Now that my full research paper is complete and available, I wanted to share some highlights. Just yesterday I had another GC client tell me that their IT department wanted to rely on their upcoming upgrade to Exchange 2010 to respond to discovery requests. Microsoft has added some good new features, but I would not want to try to defend their use against any kind of adverse scrutiny. So let’s talk about the new ‘Discovery Search’ interface. First and foremost, this is basically the old administrative multi-mailbox search within the OutlookWebApp. The search name and criteria are written to a database table along with the user, date, size estimate and some keyword statistics. The last is a good feature that was undoubtably driven by a customer request to support keyword negotiations. Here is a look at the landing page:
Getting to this Discovery Search page is not intuitive. You will need to navigate through several Options pages to ‘Manage My Organization’ to find it. Once there, you can create searches with keywords, email addresses and date ranges on all or specific user mailboxes. There is no way to organize or secure your searches by matter, so a consistent naming convention will be critical. A list of raw searches will quickly become an unwieldy mess for any company with a normal litigation load. The good news is that you can run searches to just get a hit count and it will even break it down by search terms (assuming that your search terms have not corrupted). The bad news is that your only other real option is to restore the results to the ‘Discovery Mailbox’. Since Exchange 2010 broke their single instance storage architecture, that means quickly having to manually export on a continual basis or risking quickly overrunning the 2 TB recommended maximum Mailbox size (assuming that you have the optimal Exchange environment).

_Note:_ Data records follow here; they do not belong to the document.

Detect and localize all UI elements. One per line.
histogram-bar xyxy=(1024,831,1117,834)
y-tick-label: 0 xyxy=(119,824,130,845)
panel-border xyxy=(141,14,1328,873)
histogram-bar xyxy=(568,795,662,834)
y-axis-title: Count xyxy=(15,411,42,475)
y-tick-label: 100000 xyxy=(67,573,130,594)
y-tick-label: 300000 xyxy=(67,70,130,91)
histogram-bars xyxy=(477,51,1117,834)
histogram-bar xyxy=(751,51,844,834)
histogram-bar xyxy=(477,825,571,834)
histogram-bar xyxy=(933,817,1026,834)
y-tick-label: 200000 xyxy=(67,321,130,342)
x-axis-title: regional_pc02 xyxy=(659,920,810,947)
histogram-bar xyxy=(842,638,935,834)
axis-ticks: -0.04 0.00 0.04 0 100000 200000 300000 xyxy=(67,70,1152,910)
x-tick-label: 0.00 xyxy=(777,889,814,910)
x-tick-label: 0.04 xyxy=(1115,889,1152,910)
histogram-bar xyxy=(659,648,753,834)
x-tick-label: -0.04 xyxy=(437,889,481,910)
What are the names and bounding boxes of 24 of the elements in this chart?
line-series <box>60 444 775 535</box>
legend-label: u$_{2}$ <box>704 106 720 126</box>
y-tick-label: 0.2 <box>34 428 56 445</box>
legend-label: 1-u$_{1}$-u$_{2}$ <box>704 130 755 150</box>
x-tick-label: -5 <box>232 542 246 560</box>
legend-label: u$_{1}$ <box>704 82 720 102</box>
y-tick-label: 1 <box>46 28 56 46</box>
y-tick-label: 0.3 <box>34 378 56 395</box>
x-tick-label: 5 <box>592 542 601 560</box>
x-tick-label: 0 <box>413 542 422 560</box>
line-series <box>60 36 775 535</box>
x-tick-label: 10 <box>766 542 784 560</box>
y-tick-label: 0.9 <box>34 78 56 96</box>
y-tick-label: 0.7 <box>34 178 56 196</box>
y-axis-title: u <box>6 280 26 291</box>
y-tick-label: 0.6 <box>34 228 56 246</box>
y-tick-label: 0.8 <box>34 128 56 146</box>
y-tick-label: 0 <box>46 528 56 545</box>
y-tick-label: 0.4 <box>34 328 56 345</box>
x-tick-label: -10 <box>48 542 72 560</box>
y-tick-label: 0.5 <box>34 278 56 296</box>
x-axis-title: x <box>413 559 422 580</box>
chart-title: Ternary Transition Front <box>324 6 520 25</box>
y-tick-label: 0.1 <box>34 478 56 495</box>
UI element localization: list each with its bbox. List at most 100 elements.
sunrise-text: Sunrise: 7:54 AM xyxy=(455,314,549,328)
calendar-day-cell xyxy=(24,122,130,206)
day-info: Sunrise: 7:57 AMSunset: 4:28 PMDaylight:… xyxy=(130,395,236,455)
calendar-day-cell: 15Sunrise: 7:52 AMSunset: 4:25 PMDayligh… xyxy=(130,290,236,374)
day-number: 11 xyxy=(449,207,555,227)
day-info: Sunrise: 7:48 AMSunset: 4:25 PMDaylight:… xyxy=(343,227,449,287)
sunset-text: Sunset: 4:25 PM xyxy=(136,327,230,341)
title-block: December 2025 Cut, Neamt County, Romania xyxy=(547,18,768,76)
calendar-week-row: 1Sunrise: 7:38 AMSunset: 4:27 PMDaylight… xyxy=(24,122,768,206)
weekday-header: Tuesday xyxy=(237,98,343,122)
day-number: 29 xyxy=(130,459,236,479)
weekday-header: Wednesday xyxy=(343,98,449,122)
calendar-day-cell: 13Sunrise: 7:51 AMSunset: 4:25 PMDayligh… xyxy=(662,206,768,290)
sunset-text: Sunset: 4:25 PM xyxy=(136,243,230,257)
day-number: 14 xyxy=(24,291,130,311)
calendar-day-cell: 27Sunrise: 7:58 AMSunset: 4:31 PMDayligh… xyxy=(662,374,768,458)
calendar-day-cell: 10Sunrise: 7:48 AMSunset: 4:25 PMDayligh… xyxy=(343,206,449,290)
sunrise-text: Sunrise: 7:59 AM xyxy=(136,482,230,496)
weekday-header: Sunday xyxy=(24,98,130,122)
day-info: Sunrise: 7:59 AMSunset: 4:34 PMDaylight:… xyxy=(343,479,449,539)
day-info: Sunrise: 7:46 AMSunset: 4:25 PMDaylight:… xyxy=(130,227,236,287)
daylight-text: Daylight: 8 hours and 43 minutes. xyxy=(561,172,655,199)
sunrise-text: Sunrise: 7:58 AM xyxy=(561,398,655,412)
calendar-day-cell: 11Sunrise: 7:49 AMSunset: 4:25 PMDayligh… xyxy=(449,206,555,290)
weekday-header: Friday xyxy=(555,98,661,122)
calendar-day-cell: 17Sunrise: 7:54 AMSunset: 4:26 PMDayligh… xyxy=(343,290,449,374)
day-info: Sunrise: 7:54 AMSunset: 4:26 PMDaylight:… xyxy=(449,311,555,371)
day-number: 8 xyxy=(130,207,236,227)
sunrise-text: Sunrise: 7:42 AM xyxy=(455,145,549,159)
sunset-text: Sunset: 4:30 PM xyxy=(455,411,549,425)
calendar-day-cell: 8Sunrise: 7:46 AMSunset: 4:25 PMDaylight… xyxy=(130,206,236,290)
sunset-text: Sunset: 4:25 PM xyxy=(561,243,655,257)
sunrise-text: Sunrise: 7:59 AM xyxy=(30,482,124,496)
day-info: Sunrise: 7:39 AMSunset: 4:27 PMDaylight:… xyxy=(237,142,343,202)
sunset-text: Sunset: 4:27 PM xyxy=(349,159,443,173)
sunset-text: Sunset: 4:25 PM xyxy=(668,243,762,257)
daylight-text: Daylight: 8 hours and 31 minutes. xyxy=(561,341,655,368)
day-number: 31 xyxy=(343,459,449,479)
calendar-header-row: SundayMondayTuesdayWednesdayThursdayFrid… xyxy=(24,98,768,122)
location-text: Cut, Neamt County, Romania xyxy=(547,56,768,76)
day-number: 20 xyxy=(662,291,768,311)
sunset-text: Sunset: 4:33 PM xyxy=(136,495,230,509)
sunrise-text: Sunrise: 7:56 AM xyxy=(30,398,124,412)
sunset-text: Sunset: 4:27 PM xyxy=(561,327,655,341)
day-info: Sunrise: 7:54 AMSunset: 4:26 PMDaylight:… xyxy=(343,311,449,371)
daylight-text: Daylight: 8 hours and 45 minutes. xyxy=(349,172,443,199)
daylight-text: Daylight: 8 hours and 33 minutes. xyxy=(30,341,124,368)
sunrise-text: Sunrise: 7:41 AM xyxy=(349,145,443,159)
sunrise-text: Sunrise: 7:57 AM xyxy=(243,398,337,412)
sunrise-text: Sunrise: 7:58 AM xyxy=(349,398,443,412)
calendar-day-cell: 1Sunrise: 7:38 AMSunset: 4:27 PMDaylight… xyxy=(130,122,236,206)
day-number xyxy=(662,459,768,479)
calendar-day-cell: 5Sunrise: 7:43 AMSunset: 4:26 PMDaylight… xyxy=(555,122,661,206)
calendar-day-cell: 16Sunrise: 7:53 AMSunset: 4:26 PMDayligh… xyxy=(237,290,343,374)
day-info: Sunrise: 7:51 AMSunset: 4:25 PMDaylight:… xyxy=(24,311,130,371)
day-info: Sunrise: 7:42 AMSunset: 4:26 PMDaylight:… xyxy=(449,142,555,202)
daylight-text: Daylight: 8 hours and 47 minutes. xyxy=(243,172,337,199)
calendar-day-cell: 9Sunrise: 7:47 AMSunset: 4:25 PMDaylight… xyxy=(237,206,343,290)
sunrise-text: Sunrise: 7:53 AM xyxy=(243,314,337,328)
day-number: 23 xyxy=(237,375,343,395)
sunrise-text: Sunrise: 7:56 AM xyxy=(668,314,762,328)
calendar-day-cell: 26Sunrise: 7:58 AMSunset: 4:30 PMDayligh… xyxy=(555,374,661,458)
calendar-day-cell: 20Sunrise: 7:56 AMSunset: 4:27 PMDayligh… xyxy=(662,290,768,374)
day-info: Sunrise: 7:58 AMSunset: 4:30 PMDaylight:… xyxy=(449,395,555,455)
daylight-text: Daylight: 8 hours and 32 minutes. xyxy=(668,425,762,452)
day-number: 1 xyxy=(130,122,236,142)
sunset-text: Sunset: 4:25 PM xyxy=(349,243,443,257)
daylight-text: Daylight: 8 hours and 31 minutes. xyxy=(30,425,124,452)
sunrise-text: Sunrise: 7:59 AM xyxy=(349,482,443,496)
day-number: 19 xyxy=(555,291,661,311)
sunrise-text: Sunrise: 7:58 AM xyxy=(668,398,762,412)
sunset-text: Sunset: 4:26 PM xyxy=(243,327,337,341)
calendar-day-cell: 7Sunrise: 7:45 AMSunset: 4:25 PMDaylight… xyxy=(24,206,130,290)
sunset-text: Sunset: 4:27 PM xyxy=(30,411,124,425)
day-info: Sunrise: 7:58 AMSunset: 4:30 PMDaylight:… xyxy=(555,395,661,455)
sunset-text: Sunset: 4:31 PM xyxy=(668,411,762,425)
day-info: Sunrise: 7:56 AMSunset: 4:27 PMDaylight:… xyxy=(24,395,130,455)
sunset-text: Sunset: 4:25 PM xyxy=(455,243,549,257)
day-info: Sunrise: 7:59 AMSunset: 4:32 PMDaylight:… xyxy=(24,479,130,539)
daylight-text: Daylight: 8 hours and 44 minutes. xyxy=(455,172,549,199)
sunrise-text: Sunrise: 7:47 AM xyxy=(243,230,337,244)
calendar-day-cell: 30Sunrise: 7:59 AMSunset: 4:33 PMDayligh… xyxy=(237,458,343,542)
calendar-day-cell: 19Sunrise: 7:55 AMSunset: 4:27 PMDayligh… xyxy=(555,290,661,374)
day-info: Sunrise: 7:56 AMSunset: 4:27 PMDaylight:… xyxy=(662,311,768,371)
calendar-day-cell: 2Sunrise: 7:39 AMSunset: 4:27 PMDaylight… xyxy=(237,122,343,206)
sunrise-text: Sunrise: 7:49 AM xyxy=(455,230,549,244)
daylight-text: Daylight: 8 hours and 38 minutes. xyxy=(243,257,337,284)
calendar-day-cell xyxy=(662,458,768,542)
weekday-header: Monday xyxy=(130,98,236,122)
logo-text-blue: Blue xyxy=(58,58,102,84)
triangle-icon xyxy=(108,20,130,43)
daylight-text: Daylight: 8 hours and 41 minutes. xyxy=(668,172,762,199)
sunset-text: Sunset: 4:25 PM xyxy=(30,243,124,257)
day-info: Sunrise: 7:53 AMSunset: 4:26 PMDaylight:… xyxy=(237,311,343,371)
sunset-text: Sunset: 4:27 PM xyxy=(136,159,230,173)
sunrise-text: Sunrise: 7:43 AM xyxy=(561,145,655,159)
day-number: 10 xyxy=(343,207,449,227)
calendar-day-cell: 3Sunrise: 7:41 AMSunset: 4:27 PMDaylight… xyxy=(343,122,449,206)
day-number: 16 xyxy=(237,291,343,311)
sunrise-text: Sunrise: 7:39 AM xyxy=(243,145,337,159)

Exchange and Outlook are not designed to handle potential evidence. I have seen the damage that can occur when an eager legal-eagle attaches the critical PST and starts sorting through email. Just moving the items into a new mailbox can change dates, owner and IDs. Restored search results had changed Creator, Last Modified By, PR_Creation_Time and other properties. This is no way to handle evidence. Just touching an email can change the Read/Unread status, but you don’t need to worry about that, as we experienced odd Read/Unread behavior on restored results anyway.
Although Microsoft broke SIS in Exchange 2010, they added in an email deduplication feature when restoring your search results. Unfortunately, deduplicated results are dumped into a single folder with no ability to reconstruct their source, folder location or to account for the theoretical duplicates that were discarded. I have worked with the EDRM Enron Data Set Ver. 1 while testing a wide variety of archiving and discovery software. The early tests seemed to show a much larger deduplication of search results than expected. The EDRM Enron email has a large number of text artifacts/defects that have changed emails that were exact duplicates into ‘near duplicates’. In order to test for what Exchange is categorizing as an exact duplicate, a PST was created using a set of 8 original emails. Copies of these emails were placed in folders and altered or acted upon in ways that would result in changes to MAPI and content. This PST was ingested, searched and then restored with deduplication enabled. The deduplication function suppressed 30% of the altered emails that were arguably unique and it seemed to randomly reset the Read/Unread status. It ignored any forward or reply information, although the detail log report did retain category and action flags that were stripped from the results.
I could and did go on at length (85 pages to be exact) with everything we found. Technology that is perfectly appropriate for ordinary business usage is just not built to meet the requirements of civil discovery. We submitted our draft findings to Microsoft and got some good feedback on changes in the final SP1 release. We incorporated their feedback into the report, even when we could not find any documentation or online confirmation to back up their assertions. Exchange 2010 is a definite step in the right direction, but we did not find it to be a suitable replacement for existing, mature archiving and discovery technology.